While I watched the Comey hearing…(full YouTube video.) There is nothing like observing their faces along with their words and intonations. (What on earth was Cornyn doing with his hands the whole time he was talking?) I kept half-hoping someone would call John McCain an ambulance–he   s  p  o  k  e    in slow motion, made no sense, (the ex-FBI chief is not addressed as President) and looked like he was having a serious medical event like a transient ischemic attack or a diabetic crash.

So. Five (!) hawk sightings today, including one I got to see coming straight towards me, its neck not so white, its chest solid and buff: an adult.
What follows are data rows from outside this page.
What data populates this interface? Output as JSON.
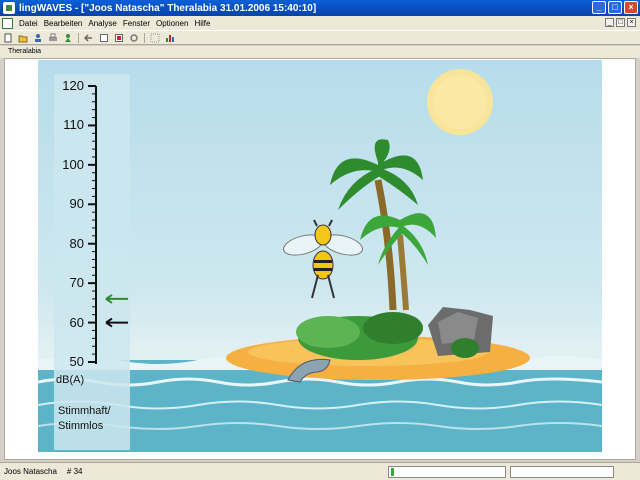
{
  "window": {
    "title": "lingWAVES - [\"Joos Natascha\" Theralabia  31.01.2006 15:40:10]",
    "buttons": {
      "minimize": "_",
      "maximize": "□",
      "close": "×"
    }
  },
  "menu": {
    "items": [
      "Datei",
      "Bearbeiten",
      "Analyse",
      "Fenster",
      "Optionen",
      "Hilfe"
    ],
    "mdi_buttons": {
      "minimize": "_",
      "restore": "□",
      "close": "×"
    }
  },
  "toolbar": {
    "icons": [
      "new-file-icon",
      "open-folder-icon",
      "user-icon",
      "print-icon",
      "person-icon",
      "back-arrow-icon",
      "stop-square-icon",
      "record-icon",
      "settings-icon",
      "zoom-icon",
      "chart-icon"
    ]
  },
  "document": {
    "label": "Theralabia"
  },
  "scale": {
    "ticks": [
      "120",
      "110",
      "100",
      "90",
      "80",
      "70",
      "60",
      "50"
    ],
    "unit": "dB(A)",
    "mode_line1": "Stimmhaft/",
    "mode_line2": "Stimmlos",
    "markers": [
      {
        "name": "current-level-marker",
        "value": 66,
        "color": "#2f8a2f"
      },
      {
        "name": "target-level-marker",
        "value": 60,
        "color": "#111111"
      }
    ]
  },
  "colors": {
    "sky": "#b6dceb",
    "sea": "#5db3c8",
    "sand": "#f6b041",
    "sun": "#f8e59a",
    "accent_green": "#36a836"
  },
  "statusbar": {
    "user": "Joos Natascha",
    "number": "#  34",
    "progress": 0.03
  }
}
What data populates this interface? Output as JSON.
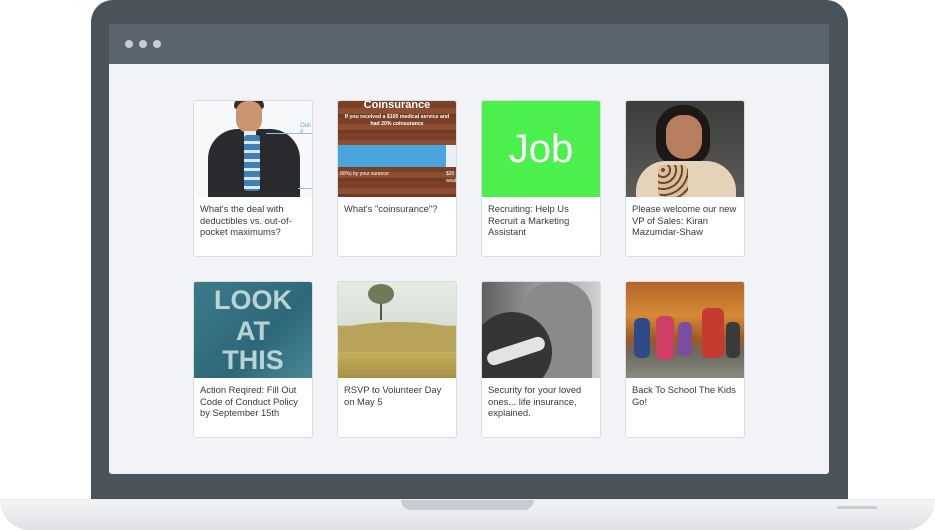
{
  "cards": [
    {
      "caption": "What's the deal with deductibles vs. out-of-pocket maximums?",
      "image": "man-with-stacked-cups-photo",
      "image_text": "Out-o"
    },
    {
      "caption": "What's \"coinsurance\"?",
      "image": "coinsurance-infographic",
      "image_title": "Coinsurance",
      "image_sub": "If you received a $100 medical service and had 20% coinsurance",
      "image_left": "80%) by your surance",
      "image_right": "$20 would"
    },
    {
      "caption": "Recruiting: Help Us Recruit a Marketing Assistant",
      "image": "job-graphic",
      "image_text": "Job"
    },
    {
      "caption": "Please welcome our new VP of Sales: Kiran Mazumdar-Shaw",
      "image": "woman-portrait-photo"
    },
    {
      "caption": "Action Reqired: Fill Out Code of Conduct Policy by September 15th",
      "image": "look-at-this-graphic",
      "image_lines": [
        "LOOK",
        "AT",
        "THIS"
      ]
    },
    {
      "caption": "RSVP to Volunteer Day on May 5",
      "image": "field-landscape-photo"
    },
    {
      "caption": "Security for your loved ones... life insurance, explained.",
      "image": "embrace-photo"
    },
    {
      "caption": "Back To School The Kids Go!",
      "image": "kids-autumn-photo"
    }
  ]
}
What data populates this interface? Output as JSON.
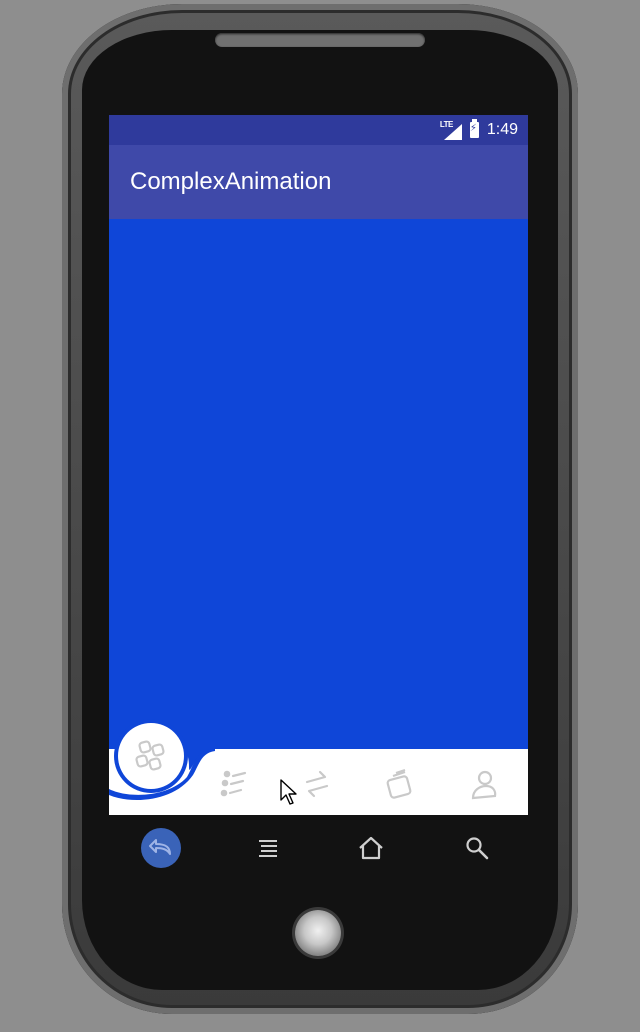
{
  "status_bar": {
    "network_label": "LTE",
    "time": "1:49"
  },
  "app_bar": {
    "title": "ComplexAnimation"
  },
  "colors": {
    "status_bar": "#2f3a9c",
    "app_bar": "#3f49a9",
    "content": "#0f46d8",
    "bottom_nav": "#ffffff",
    "nav_icon": "#c9c9c9"
  },
  "bottom_nav": {
    "items": [
      {
        "icon": "grid-icon",
        "selected": true
      },
      {
        "icon": "list-icon",
        "selected": false
      },
      {
        "icon": "swap-icon",
        "selected": false
      },
      {
        "icon": "wallet-icon",
        "selected": false
      },
      {
        "icon": "person-icon",
        "selected": false
      }
    ]
  },
  "system_nav": {
    "buttons": [
      "back-icon",
      "menu-icon",
      "home-icon",
      "search-icon"
    ]
  }
}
However many there are in its young family, it rules, and the crows and ravens have disappeared from my end of the block as of late.

What’s completely new is a mockingbird that has suddenly decided that the larger scrub jay has no right to my back yard–and the surprise that the bossy overdressed blue corvid loses every time. After being the bully of the bird feeder forever, threatening the songbirds while stealing far more than it needs to or even can eat, it was quite surprised at getting its comeuppance and having to run for it, not casually but for real, with the smaller mocker twirling around in serious chase above the elephant ears. Not learning a thing, the jay had to dash for cover again and again, the other right at its back. A brilliantly-colored tanager on the other side of the fence took courage for the first time and gave it its own “And STAY out!” over there.

Tempted to name the mocker Comey.

Meantime, two days ago when the sun was safely low–the lupus/UV exposure thing–I knocked on the door of the little kids across the street so they could get a chance to come see the doves in the nest. I was sure if we waited a few more days the fledging would be over and I remember how much my kids loved to be lifted up to see the baby birds back in the day.

But the family was probably out in the back yard and didn’t hear me.

Yesterday we had those two doves side-by-side up there, the one no longer attempting to hide from me under momma’s wing, but again no one was home across the street till the sun had sunk altogether.

Today there was no one home on top of that ladder and no dove in sight.

Oh well. Next year.

I looked again shortly after, though, and there the two were, fluttering upwards in no particular alarm at my coming around the corner, rather as a matter of teaching the young What One Does while telling each other about me. (Old enough to fly: check. Good.) One stayed in sight about six feet past the young pear tree and I took its graduation portrait.

And when I blinked, like all good mourning doves it felt compelled to blink back. It’s one of the most charming things about them.